There are certainly some real differences between common law and civil law traditions, but how straight forward are these difference? The phrase ‘common law’ itself comes from the codification and national harmonisation of laws undertaken by French-speaking kings of England, after William, Duke of Normandy, conquered England. So the phrase ‘common law’ itself refers to the opposite of what common law has come to mean: the English legal tradition since the High Middle Ages has come out of conquest by an external power. We can argue about how far Anglo-Saxon laws and judicial formalities survived the Norman and Angevin re-codification, but there is no denying that the re-codification happened and that nothing now survives from the Anglo-Saxon era.
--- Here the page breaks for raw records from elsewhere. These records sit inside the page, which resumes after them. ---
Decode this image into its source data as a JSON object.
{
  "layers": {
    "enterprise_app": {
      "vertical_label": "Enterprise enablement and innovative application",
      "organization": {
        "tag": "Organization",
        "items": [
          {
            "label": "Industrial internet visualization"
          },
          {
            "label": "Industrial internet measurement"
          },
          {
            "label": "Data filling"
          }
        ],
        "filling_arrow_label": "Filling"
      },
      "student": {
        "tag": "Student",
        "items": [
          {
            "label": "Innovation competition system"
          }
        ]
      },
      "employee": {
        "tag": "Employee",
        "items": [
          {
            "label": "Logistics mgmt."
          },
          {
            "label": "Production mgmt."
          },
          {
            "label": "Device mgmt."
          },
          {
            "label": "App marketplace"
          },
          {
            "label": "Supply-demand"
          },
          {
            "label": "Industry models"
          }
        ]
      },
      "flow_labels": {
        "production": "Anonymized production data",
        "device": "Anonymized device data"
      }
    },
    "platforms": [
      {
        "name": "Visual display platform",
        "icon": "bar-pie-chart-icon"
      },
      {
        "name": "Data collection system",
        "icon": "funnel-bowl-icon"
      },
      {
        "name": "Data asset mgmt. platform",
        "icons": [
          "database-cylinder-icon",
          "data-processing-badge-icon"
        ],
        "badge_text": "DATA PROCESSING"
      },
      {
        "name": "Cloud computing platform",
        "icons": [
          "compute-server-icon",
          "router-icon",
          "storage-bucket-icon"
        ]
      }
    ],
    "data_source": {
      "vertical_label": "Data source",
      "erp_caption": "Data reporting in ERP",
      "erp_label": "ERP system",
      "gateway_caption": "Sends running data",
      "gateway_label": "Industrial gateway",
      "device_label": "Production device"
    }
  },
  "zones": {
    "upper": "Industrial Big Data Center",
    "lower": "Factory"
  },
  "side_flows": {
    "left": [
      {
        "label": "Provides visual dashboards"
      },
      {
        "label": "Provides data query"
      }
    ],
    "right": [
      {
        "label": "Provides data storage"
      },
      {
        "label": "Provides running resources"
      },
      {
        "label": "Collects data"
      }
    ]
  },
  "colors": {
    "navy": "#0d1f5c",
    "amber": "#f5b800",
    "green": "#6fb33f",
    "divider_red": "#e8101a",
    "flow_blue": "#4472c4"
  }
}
England started off in the earlier Middle Ages where all of post-Roman Europe stood, that is Roman law had collapsed and Germanic tribes introduced their own laws in conquered territories, where some elements of Roman law survived in the canon law of the church. The Roman law system itself reached a peak with the final codification undertaken under the Emperor Justinian in Constantinople during the sixth century. The transformation of the eastern part of the Roman Empire into a Greek empire included a decline in knowledge of Latin so understanding of the definitive law text was limited, but survived in the Empire including the last Roman-‘Byzantine’ holdings in Italy.

Knowledge of Roman law increased in the thirteenth century, in association with the growth of new universities where legal education played a very large role. England was not outside this process, but it is fair to say that it was less influenced by it than some continental powers, particularly France. The process of Revolution and Bonapartist rule, from 1789, produced a large scale deliberate construction of law as a unified system based on the will of the sovereign (whether elected assembly or absolute monarch) with regard to the laws, which was exported to other parts of Europe in the Revolutionary and Napoleonic wars.

The British commitment to common law was not entirely consistent since Scotland has always retained some differences from England in its legal system, which place it closer to the civil law tradition, at least compared with England. In the United States, there was a parallel to the French republican and Bonapartist experience of redesigned institutions in the process of adopting first the Articles of Confederation and then the Constitution of the United States, which unified the thirteen British colonies in a common structure.

The difference between French and American constitution making is often held to be that the French constitutions claimed that laws are the will of the people and the product of nature, while the American constitution is designed to disperse any idea of a single political law-making will between the different branches of federal government and the ‘several states’. However, the preamble to the US Constitution refers to ‘we the people’ and therefore asserts that it is the product of a single political will of the people in the union.

While the US Constitution does not refer directly to good laws as the work of nature, there were shared underlying assumptions in France and the US concerning the ‘natural’ status of good laws, good political institutions, and justice. It is at least true that the US constitution federalises rather than centralises, while the French process of about the same time ended in a very centralised state. This cannot be the difference between common and civil law systems though, since there are federal civil law states like Germany and Switzerland and unitary common law states like the UK and New Zealand, though the UK has been evolving in a more federal direction, if in a rather ad hoc and limited way, since the turn of the century.